What is needed to position an award well is much more: first, the percentile of people who achieve that honour is an absolute must, because it places the achievement in perspective. Next, a short description of the distinctive achievement which merited the award is also necessary; in dwelling on the achievement for a few words, you will be able to invest the award with more importance and significance, in the eyes of the reader. Finally, you need to talk about the impact to the organization at large from your excellent work, that which led to the award of the honour. If you do this, an award will have most significance in the context of your overall professional experience, and it will serve as the badge of honour it undoubtedly.
Show your writing on your professional achievements to senior mentors at your workplace Some of these might even be your recommenders; when you get feedback on professional achievement coverage in your main application from someone who has written a recommendation letter, you are doubly fortunate. Of course, you are able to get advice from a senior professional who has observed your work closely; that is always good. In addition, you will also get uniformity; their inputs will, consciously or unconsciously, bring your application and their recommendation closer together, and this will serve as an additional layer of confirmation (for the Admissions Board) that your whole application hangs together, and that it is credible and legitimate.

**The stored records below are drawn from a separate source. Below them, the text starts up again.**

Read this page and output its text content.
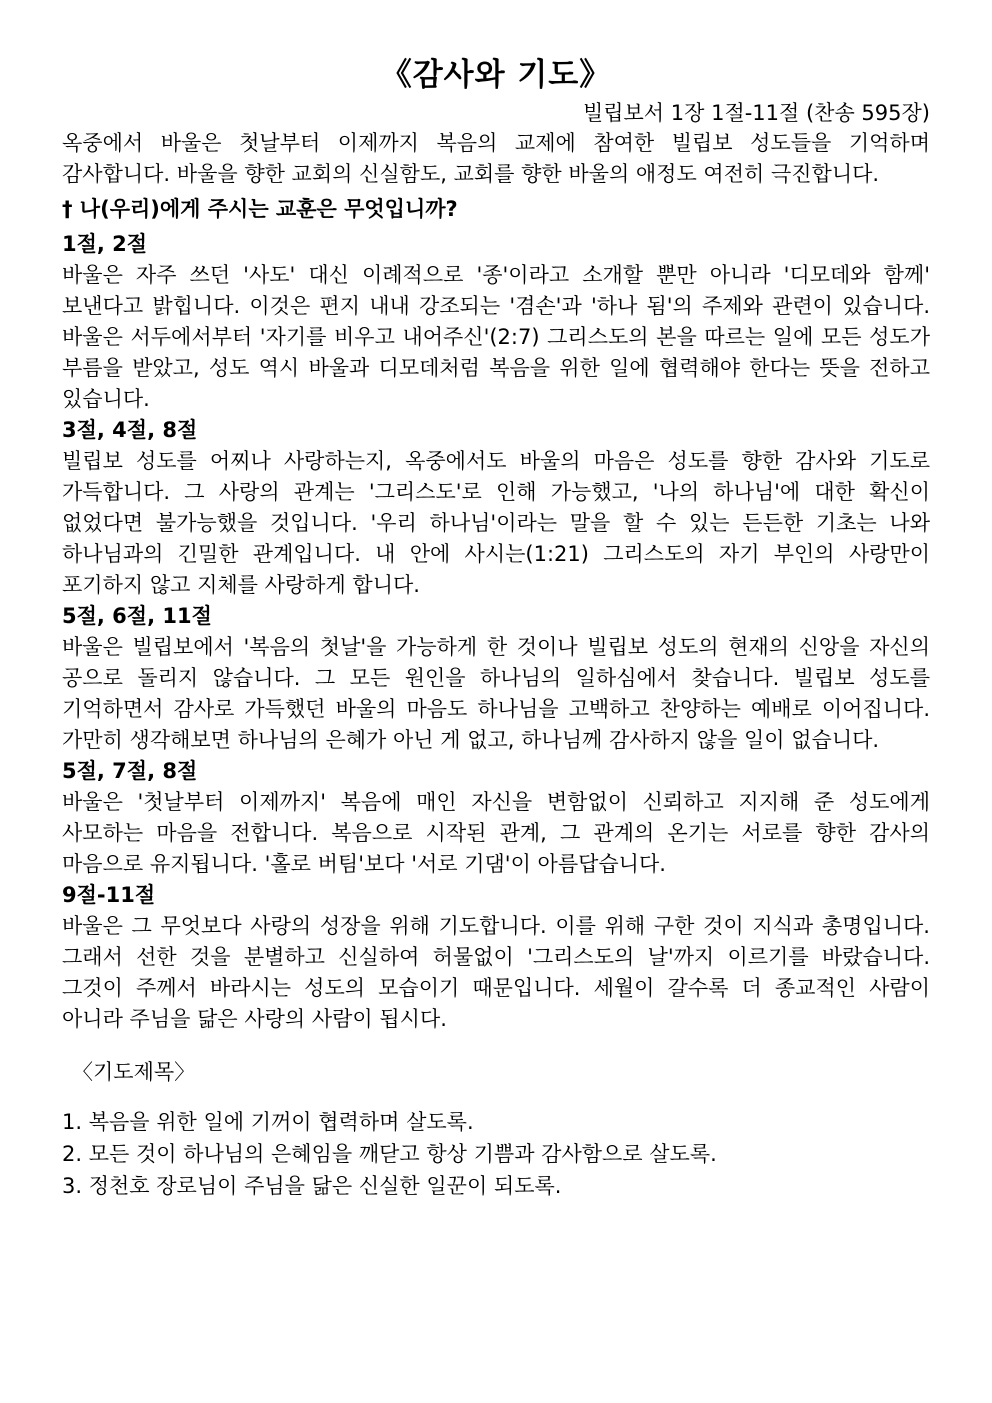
《감사와 기도》

빌립보서 1장 1절-11절 (찬송 595장)

옥중에서 바울은 첫날부터 이제까지 복음의 교제에 참여한 빌립보 성도들을 기억하며 감사합니다. 바울을 향한 교회의 신실함도, 교회를 향한 바울의 애정도 여전히 극진합니다.

† 나(우리)에게 주시는 교훈은 무엇입니까?

1절, 2절

바울은 자주 쓰던 '사도' 대신 이례적으로 '종'이라고 소개할 뿐만 아니라 '디모데와 함께' 보낸다고 밝힙니다. 이것은 편지 내내 강조되는 '겸손'과 '하나 됨'의 주제와 관련이 있습니다. 바울은 서두에서부터 '자기를 비우고 내어주신'(2:7) 그리스도의 본을 따르는 일에 모든 성도가 부름을 받았고, 성도 역시 바울과 디모데처럼 복음을 위한 일에 협력해야 한다는 뜻을 전하고 있습니다.

3절, 4절, 8절

빌립보 성도를 어찌나 사랑하는지, 옥중에서도 바울의 마음은 성도를 향한 감사와 기도로 가득합니다. 그 사랑의 관계는 '그리스도'로 인해 가능했고, '나의 하나님'에 대한 확신이 없었다면 불가능했을 것입니다. '우리 하나님'이라는 말을 할 수 있는 든든한 기초는 나와 하나님과의 긴밀한 관계입니다. 내 안에 사시는(1:21) 그리스도의 자기 부인의 사랑만이 포기하지 않고 지체를 사랑하게 합니다.

5절, 6절, 11절

바울은 빌립보에서 '복음의 첫날'을 가능하게 한 것이나 빌립보 성도의 현재의 신앙을 자신의 공으로 돌리지 않습니다. 그 모든 원인을 하나님의 일하심에서 찾습니다. 빌립보 성도를 기억하면서 감사로 가득했던 바울의 마음도 하나님을 고백하고 찬양하는 예배로 이어집니다. 가만히 생각해보면 하나님의 은혜가 아닌 게 없고, 하나님께 감사하지 않을 일이 없습니다.

5절, 7절, 8절

바울은 '첫날부터 이제까지' 복음에 매인 자신을 변함없이 신뢰하고 지지해 준 성도에게 사모하는 마음을 전합니다. 복음으로 시작된 관계, 그 관계의 온기는 서로를 향한 감사의 마음으로 유지됩니다. '홀로 버팀'보다 '서로 기댐'이 아름답습니다.

9절-11절

바울은 그 무엇보다 사랑의 성장을 위해 기도합니다. 이를 위해 구한 것이 지식과 총명입니다. 그래서 선한 것을 분별하고 신실하여 허물없이 '그리스도의 날'까지 이르기를 바랐습니다. 그것이 주께서 바라시는 성도의 모습이기 때문입니다. 세월이 갈수록 더 종교적인 사람이 아니라 주님을 닮은 사랑의 사람이 됩시다.

〈기도제목〉

1. 복음을 위한 일에 기꺼이 협력하며 살도록.
2. 모든 것이 하나님의 은혜임을 깨닫고 항상 기쁨과 감사함으로 살도록.
3. 정천호 장로님이 주님을 닮은 신실한 일꾼이 되도록.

It is also important to show your professional achievement coverage to senior mentors in the right way; given that they are likely to be very busy, it is best to vet the highlights with them, rather than take them through every detail. It is usually best to prepare a few pointed questions for them, and show them relevant exhibits from the application, so that you use them in the best possible way – in small doses, and for maximum impact.
This way, you have the additional validation of experience on your side, and this provides a lot of mental security.